Getbucks mulls cash call to shareholders



FINANCIAL services outfit, Getbucks Microfinance Bank Limited says it plans to ask shareholders to inject fresh funding to help it meet a US$5 million minimum capital required by the Reserve Bank of Zimbabwe by end of the year.

The financial statement for the five months to May released by the bank last week showed that the firm was yet to meet the threshold, although inflation adjusted profit improved during the period.

The central bank in January last year announced new minimum capital requirements for the banking sector with Tier 1 banks — large indigenous commercial banks and all foreign banks now required have US$30 million minimum capital.

Tier 2 — commercial banks, merchant banks, building societies, development banks, finance and discount houses are now required to have a US$20 million minimum capital, while Tier 3 — deposit-taking microfinance banks, are required to have US$5 million minimum capital.

Apart from the share placement programme, Getbucks said organic profit growth would assist it to meet the required capital requirement.

“In order to meet the regulatory capital requirements of US$5 million by December 31, 2021, the bank will pursue an equity transaction, which will include a share placement programme.

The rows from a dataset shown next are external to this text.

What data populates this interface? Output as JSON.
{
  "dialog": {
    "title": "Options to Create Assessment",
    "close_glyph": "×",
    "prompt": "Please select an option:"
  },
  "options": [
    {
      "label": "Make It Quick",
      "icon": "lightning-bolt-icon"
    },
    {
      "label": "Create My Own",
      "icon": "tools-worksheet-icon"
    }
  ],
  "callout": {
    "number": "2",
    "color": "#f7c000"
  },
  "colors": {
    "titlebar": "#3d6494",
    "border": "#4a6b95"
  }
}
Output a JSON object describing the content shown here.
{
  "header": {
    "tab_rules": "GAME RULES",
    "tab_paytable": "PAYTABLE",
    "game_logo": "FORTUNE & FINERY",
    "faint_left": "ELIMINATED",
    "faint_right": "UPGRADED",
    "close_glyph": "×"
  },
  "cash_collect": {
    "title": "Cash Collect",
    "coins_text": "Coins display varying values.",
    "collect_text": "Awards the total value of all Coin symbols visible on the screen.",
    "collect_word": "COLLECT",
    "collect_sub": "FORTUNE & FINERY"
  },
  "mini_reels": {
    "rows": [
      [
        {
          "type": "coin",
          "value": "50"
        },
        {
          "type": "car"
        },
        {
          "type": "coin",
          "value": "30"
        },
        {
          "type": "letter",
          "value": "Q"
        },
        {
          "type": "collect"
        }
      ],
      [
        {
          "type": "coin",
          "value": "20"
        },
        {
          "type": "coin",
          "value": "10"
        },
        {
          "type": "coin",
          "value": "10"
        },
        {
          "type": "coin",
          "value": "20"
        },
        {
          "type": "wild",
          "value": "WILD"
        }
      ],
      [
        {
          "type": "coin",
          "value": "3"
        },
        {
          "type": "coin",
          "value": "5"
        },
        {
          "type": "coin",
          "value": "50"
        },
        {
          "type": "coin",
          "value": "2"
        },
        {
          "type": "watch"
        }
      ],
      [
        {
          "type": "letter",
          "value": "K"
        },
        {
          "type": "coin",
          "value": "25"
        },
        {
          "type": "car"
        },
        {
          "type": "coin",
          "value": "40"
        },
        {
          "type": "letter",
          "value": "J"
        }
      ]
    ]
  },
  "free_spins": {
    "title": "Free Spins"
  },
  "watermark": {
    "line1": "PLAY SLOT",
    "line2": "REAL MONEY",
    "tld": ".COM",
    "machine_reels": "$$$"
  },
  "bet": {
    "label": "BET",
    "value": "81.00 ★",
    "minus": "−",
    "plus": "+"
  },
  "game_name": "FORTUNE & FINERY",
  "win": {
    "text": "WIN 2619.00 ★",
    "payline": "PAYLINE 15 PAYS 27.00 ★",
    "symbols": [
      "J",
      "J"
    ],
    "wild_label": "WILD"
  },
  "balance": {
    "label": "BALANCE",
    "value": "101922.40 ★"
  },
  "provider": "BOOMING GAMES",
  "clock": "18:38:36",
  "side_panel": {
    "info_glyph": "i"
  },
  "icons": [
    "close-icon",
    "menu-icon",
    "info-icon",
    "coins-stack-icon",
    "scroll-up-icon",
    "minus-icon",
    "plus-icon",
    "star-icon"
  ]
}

This is in addition to anticipated organic growth in profits,” Getbucks chief executive officer, George Nheweyembwa said in a trading update for the five months ended May 31, 2021.

“The trading environment in the five months to May 31, 2021 was slow and challenging, impacted on by the two months of lockdown at the beginning of the year. This, together with a system downtime experienced during the period, saw transactional volumes decrease 5,8% over the comparable year ago period” he said.

Nheweyembwa said the banking sector continued to face limited supply of funding.

“Inflation has decelerated but costs have started to catch up and this has impacted significantly on operations. Interest rates remain high. The growing disparity between the formal and informal sector does not augur well for banking with the informal preferring to keep their funds as US$ cash away from the banking system,” he said.

Total inflation adjusted income grew to $144,56 million from $104,64 million at the same time last year.

Non-interest income declined to $29 million, from $64,97 million last year.

Net interest income firmed to $66,13 million, from $18,7 million  during the period last year.

Profit before taxation grew to $10,76 million  from $7,36 million, while non-performing loans declined to 1,72% from  3,10% in December 2020.

Total loans increased to $198 million in May 2021 from $93,6 million in January 2021.

“The consumer sector constitutes the bulk of the loan book at 68%. The increase in loan book is attributed to the bank’s focus on increased sales for both consumer and non-consumer loans.

“The loan book quality improved over the period under review as evidenced by a decline in non-performing loans,” Nheweyembwa said.